Anyways, I didn’t wanna argue because it was going no where, so I told him bye for the third time and he stopped replying which is what I wanted. I deleted the thread because that’s how I am. I don’t need negative energy sitting in my phone. Now, back to the beginning. So, he knew about my rescheduled appointment. I figured, well if it’s important to him, he’ll still want to go with me or at least say something regardless if we got to arguing or not. He didn’t. He didn’t even come, he missed it. Maybe I should’ve asked him just in case he forgot or just to let him know that I still wanted him to go? And now I’m struggling with sending him a text about the baby’s heartbeat.

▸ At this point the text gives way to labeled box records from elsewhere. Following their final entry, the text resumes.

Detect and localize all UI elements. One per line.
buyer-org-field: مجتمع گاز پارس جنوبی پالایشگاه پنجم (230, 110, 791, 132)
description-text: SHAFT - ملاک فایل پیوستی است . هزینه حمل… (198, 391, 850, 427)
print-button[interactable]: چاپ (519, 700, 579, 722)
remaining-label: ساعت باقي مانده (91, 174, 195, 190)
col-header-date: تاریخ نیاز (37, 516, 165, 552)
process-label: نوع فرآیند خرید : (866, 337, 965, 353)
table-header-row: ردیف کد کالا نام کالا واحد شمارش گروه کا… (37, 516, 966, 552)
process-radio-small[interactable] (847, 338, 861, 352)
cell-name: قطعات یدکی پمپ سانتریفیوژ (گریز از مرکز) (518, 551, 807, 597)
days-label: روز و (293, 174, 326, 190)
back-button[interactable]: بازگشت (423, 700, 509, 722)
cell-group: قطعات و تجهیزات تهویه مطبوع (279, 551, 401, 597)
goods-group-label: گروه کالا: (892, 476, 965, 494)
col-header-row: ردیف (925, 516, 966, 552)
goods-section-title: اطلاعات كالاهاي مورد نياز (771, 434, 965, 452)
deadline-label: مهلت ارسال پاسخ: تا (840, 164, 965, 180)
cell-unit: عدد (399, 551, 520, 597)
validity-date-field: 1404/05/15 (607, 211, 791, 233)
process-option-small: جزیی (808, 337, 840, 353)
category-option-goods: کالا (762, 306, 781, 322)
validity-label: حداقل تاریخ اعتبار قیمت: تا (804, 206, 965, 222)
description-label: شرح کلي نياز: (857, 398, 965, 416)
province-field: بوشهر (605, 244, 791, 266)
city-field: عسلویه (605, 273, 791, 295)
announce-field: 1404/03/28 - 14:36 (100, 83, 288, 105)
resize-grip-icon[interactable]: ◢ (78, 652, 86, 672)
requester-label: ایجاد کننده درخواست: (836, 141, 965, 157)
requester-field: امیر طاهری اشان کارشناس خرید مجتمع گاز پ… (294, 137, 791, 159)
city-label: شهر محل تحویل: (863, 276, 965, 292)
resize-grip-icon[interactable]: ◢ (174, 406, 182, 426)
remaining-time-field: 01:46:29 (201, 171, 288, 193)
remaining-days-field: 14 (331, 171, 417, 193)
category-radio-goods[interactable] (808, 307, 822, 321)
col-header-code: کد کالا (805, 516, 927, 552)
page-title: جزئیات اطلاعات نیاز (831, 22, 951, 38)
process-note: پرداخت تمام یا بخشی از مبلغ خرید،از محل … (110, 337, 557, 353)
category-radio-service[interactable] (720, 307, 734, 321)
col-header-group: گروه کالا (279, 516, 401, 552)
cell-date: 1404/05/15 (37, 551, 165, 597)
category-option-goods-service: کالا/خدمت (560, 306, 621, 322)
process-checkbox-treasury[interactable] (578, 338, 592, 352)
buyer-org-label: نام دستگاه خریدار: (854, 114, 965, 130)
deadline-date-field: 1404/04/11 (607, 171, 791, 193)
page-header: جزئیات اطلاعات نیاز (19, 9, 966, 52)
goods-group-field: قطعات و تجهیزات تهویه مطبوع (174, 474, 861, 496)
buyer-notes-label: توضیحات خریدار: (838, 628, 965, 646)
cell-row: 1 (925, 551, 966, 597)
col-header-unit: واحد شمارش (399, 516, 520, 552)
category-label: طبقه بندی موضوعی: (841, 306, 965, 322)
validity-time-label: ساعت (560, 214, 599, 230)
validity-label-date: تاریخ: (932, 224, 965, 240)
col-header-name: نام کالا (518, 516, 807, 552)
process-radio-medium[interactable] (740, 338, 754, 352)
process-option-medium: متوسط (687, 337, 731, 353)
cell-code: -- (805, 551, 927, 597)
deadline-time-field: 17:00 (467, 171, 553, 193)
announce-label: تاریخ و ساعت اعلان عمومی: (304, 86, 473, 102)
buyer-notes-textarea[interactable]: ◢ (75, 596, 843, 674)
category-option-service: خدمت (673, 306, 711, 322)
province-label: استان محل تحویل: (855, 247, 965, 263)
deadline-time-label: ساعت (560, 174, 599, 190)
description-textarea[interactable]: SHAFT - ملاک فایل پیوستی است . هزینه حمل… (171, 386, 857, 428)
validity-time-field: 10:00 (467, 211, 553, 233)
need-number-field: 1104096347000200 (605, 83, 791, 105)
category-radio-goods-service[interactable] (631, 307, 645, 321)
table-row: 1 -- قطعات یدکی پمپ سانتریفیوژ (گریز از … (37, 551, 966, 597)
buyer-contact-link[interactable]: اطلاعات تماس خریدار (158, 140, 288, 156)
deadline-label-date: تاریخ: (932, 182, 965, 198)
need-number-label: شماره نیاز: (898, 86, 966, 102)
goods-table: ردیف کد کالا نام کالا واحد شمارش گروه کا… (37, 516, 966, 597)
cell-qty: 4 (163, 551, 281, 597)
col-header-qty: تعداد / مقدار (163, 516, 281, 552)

I know it might sound lame or not that big of a deal, but it’s really hard cause I truly wanted him to go with me even though he couldn’t come in with me because of COVID-19. I’m already in my feelings because it was my first appointment and they didn’t do an ultrasound 😢. It sucks because I probably won’t do a gender reveal, which is okay, but I’ll know the gender before I even get to see my baby 😭.

Should I just send him a text about the baby’s heartbeat (160)? And just let him know the baby is fine and that we should know in about two weeks what the gender is? Please help!